Let us recall over a minifold $M$, the Sobolev norm $H^1(M)$ (or $W^{1,2}(M)$) is defined by $\displaystyle \|u\|_{H^1}^2=\|u\|_{L^2}^2+\|\nabla u\|_{L^2}^2$.

It is immediately to see that if $u_n \to u$ strongly in $H^1$, i.e. $\|u_n-u\|_{H^1}\to 0$ then $u_n \to u$ strongly in $L^2$ and $\nabla u_n \to \nabla u$ strongly in $L^2$.

It turns out to discuss what happen to weakly convergence. Actually, we shall prove the following important result, called the third fundamental result.

Weakly convergence in Sobolev spaces implies weakly convergence in $L^p$ spaces. We assume $u_n \rightharpoonup u$ in $H^1$. We shall prove both $u_n$ and $\nabla u_n$ converge weakly to $u$ and $\nabla u$ in $L^2$, respectively.

By the principle of uniform boundedness, any weakly convergence sequence is bounded in the norm. Consequently, $\{u_n\}_n$ and $\{\nabla u_n\}_n$ are bounded in $L^2$. By the weak compactness of balls in $L^2$, there is a subsequence $n_k$ such that $\displaystyle u_{n_k} \rightharpoonup v, \quad \nabla u_{n_k} \rightharpoonup w$

in $L^2$ (i.e., both $v, w$ are in $L^2$). Since the weak convergence in $L^2$ implies the convergence in $\mathcal D'$ the dual space of $\mathcal D$-the space of test functions. It follows that $w = \nabla v$ and, hence, $v \in H^1$. It follows that $u\equiv v$ and thus $\displaystyle u_{n_k} \rightharpoonup u, \quad \nabla u_{n_k} \rightharpoonup \nabla u$

in $L^2$ as desired.

Now we consider the reverse case. We shall prove the following

Weakly convergence in $L^p$ spaces plus the boundedness implies weakly convergence in Sobolev spaces. We assume $u_n \rightharpoonup u \in L^2$ in $L^2$ and $\|u_n\|_{H^1}$ is bounded. We shall prove that $u \in H^1$ and $u_n \rightharpoonup u$ in $H^1$.

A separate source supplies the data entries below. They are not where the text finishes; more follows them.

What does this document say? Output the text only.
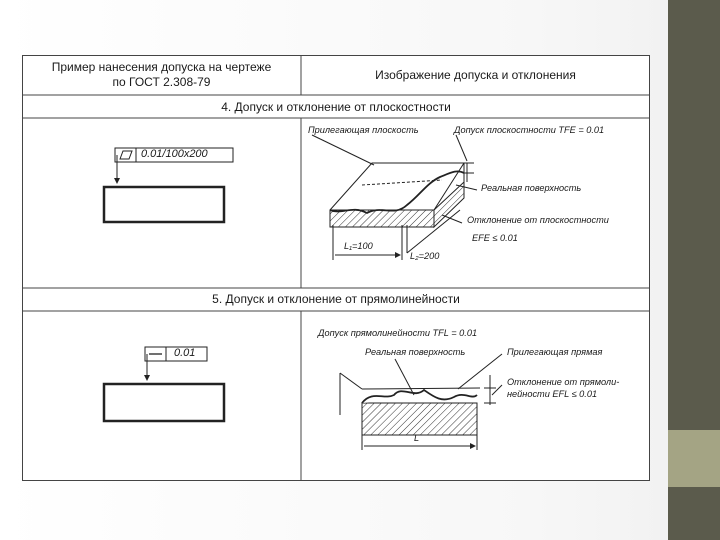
Пример нанесения допуска на чертеже
по ГОСТ 2.308-79	Изображение допуска и отклонения
4. Допуск и отклонение от плоскостности
0.01/100x200
Прилегающая плоскость	Допуск плоскостности TFE = 0.01
Реальная поверхность
Отклонение от плоскостности
EFE ≤ 0.01
L₁=100
L₂=200
5. Допуск и отклонение от прямолинейности
0.01
Допуск прямолинейности TFL = 0.01
Реальная поверхность	Прилегающая прямая
Отклонение от прямоли-
нейности EFL ≤ 0.01
L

Since $\{u_n\}$ is bounded in $H^1$, by the first fundamental result, $u_n \rightharpoonup v$ in $H^1$ for some $v \in H^1$. By the third fundamental result above, $u_n \rightharpoonup v$ in $L^2$. It follows from the uniqueness of weak limit that $u \equiv v$ which implies $u \in H^1$.

In order to prove $u_n \rightharpoonup u$ in $H^1$, we shall use the following result whose proof is based on the simple contradiction argument.

Let $X$ be a topological space. A sequence $\{x_n\} \subset X$  converges to $x \in X$ (in the topological of $X$) if and only if any subsequence of $\{x_n\}$ contains a sub-subsequence that converges to $x$.

Let us pick a particular subsequence of $\{u_n\}$ and rename it back to $\{u_n\}$ for simplicity. It suffices to prove that $\{u_n\}$ contains a subsequence that converges to $u$ weakly in $H^1$. Followed the proof of the third fundamental result, there is a subsequence of $\{u_n\}$ and a function $v \in H^1$ such that $\displaystyle u_{n_k} \rightharpoonup v, \quad \nabla u_{n_k} \rightharpoonup v$

both in $L^2$. It follows from the definition of weakly convergence in $H^1$ that in fact we get $\displaystyle u_{n_k} \rightharpoonup v$

in $H^1$. The reason is the following: $\displaystyle (u_{n_k},\varphi)_{L^2}+(\nabla u_{n_k},\nabla\varphi)_{L^2} \to (v,\varphi)_{L^2} + (\nabla v, \varphi)_{L^2}$

for any $\varphi \in H^1$. Having this and the fact that weak limit is unique we deduce that $u \equiv v$. The latter now implies $u_{n_k} \rightharpoonup u$

in $H^1$. The proof follows.